Following government’s directive to local authorities to cancel debts, Bulawayo city council has been facing serious financial challenges, which have led to the suspension of refuse collection.

Sibindi also called upon authorities to revive and establish more youth training centres to equip young people with work skills, and to prioritise the revival of Bulawayo industries.

“The only game-changer in terms of quality service delivery and the welfare of residents is the revival of industries. When residents are employed, they will be able to pay their rents and fend for their families. That will ultimately lead to improved service delivery and stress free-residents,” said Sibindi.

The chief executive officer of Habakkuk Trust, a faith-based organisation,

Dumisani Nkomo, said next year the government should put in place legislation to make provincial councils and metropolitan councils more effective in ensuring development and services.

“There is need to ensure that the Gwayi/Shangani dam is completed. The city council needs to explore alternative revenue streams so that it can fund capital expenditure on roads and other services,” said Nkomo.

He said if councils failed to explore other avenues of funding, they would continue to struggle to extract money from the hard-pressed populace. Nkomo also called for the regeneration of Bulawayo industries and the rail system.

“There is need to revitalise the rail system, which made Bulawayo the centre of industrial activity. Industries also need to be re-positioned so that they can focus on new areas of production or else we will continue to compete with inferior products from other countries,” said Nkomo.
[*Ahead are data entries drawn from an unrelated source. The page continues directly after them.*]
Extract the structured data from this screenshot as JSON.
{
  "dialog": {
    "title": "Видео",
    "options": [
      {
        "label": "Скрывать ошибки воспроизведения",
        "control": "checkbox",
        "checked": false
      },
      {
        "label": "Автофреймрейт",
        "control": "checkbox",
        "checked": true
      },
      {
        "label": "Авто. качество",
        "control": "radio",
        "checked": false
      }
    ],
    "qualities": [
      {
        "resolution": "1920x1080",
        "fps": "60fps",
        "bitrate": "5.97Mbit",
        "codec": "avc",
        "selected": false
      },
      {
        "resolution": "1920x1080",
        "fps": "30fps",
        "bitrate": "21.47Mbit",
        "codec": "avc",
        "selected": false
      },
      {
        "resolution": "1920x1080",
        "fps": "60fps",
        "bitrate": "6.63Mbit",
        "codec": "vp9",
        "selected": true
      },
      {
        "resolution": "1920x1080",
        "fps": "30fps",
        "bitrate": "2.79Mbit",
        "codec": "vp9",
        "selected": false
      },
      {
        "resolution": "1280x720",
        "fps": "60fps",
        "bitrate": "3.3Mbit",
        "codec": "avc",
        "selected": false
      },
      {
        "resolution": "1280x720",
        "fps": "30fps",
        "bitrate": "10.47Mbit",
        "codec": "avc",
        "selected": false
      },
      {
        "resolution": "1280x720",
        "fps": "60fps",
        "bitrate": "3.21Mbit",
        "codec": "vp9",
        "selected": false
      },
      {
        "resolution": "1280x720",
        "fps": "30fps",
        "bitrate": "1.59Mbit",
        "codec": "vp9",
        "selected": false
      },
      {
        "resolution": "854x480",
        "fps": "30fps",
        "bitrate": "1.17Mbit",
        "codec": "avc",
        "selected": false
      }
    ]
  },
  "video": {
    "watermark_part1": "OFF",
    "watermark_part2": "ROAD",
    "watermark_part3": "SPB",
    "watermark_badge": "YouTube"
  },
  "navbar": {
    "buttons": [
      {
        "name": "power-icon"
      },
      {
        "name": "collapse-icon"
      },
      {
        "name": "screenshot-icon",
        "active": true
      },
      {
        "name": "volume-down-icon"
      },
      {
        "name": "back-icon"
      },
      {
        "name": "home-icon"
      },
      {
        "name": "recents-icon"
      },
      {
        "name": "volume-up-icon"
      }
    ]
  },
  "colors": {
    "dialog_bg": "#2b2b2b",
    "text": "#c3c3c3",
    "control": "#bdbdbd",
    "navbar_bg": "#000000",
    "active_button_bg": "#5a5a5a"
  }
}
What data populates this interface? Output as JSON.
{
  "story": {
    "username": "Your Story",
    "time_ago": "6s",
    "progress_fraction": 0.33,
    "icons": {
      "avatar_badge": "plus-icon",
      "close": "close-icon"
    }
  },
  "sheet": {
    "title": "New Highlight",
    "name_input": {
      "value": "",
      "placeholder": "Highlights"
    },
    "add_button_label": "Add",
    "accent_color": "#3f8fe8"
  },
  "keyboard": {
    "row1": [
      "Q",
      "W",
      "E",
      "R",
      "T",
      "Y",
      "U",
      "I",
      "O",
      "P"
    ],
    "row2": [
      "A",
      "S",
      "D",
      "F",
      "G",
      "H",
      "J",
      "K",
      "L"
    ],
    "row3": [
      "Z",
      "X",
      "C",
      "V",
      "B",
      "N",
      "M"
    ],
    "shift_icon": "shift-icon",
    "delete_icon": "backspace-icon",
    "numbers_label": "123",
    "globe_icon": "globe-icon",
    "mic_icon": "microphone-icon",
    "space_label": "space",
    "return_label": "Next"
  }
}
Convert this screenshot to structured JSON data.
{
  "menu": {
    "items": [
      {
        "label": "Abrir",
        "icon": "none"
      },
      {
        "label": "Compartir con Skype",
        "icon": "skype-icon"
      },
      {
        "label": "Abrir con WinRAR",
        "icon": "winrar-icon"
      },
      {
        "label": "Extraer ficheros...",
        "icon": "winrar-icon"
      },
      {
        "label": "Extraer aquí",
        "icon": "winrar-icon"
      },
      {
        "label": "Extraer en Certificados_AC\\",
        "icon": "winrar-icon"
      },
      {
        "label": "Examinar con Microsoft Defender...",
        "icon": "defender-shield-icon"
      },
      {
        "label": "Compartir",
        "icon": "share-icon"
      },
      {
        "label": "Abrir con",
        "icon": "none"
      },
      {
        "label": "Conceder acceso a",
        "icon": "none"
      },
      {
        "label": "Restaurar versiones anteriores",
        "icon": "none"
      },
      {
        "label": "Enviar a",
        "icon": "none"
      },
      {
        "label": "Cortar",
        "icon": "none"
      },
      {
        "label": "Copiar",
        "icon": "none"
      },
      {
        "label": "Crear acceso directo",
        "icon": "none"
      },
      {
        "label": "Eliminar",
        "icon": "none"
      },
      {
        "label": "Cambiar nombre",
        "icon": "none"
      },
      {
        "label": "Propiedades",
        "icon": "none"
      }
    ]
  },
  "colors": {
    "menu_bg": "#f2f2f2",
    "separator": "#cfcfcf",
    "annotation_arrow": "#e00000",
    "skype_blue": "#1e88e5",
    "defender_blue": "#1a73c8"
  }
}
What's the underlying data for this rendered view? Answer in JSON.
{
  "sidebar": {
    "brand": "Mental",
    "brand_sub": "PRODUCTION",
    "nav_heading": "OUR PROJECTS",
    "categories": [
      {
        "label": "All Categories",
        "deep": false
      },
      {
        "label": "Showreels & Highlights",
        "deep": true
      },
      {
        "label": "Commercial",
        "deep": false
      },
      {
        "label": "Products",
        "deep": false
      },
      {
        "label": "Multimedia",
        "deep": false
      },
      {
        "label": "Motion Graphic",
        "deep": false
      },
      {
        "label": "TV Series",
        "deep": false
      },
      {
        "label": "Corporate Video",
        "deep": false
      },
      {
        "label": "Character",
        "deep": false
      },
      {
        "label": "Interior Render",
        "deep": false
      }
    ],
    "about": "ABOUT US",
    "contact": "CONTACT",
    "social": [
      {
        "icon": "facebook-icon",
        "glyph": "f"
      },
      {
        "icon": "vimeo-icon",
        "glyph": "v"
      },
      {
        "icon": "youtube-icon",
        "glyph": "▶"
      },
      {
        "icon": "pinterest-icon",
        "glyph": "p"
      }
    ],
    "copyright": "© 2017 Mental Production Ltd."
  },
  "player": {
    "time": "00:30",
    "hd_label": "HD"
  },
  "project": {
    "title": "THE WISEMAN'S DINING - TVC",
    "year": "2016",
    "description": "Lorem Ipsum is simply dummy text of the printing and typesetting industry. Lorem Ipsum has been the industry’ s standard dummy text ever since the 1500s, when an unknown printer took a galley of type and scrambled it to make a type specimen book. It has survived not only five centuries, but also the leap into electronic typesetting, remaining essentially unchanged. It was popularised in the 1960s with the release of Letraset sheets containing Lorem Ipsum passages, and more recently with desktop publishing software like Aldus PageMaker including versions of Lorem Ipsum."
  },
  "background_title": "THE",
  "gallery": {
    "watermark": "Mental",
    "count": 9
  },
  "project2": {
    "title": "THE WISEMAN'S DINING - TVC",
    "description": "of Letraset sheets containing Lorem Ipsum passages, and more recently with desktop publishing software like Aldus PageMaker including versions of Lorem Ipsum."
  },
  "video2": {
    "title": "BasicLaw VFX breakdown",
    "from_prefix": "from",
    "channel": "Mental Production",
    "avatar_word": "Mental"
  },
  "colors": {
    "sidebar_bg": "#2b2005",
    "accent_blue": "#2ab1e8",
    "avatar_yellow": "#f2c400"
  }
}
He said he expected government to create an atmosphere conducive to investment by refraining from populist policies and pronouncements.

A Pumula resident, Violet Moyo, said she wanted to see the Zimbabwe Electricity Authority (ZESA) fixing the electricity shortages that had long plagued the country.

“Where I reside, a lot of women have been mugged and sexually abused while fetching firewood in the secluded bush. Next year, I am really pleading with the new minister of energy to address the issue of power shortages. This problem has really affected women,” said Moyo.

Another resident, Margret Shoko, said she wanted the government to address the issue of high rents by landlords.

“The government should protect residents from unscrupulous landlords. Most of the landlords have indicated that they will be raising rents next year, yet most people are not being paid at their places of work. A lot of people, especially in Bulawayo, have also lost their jobs,” said Shoko.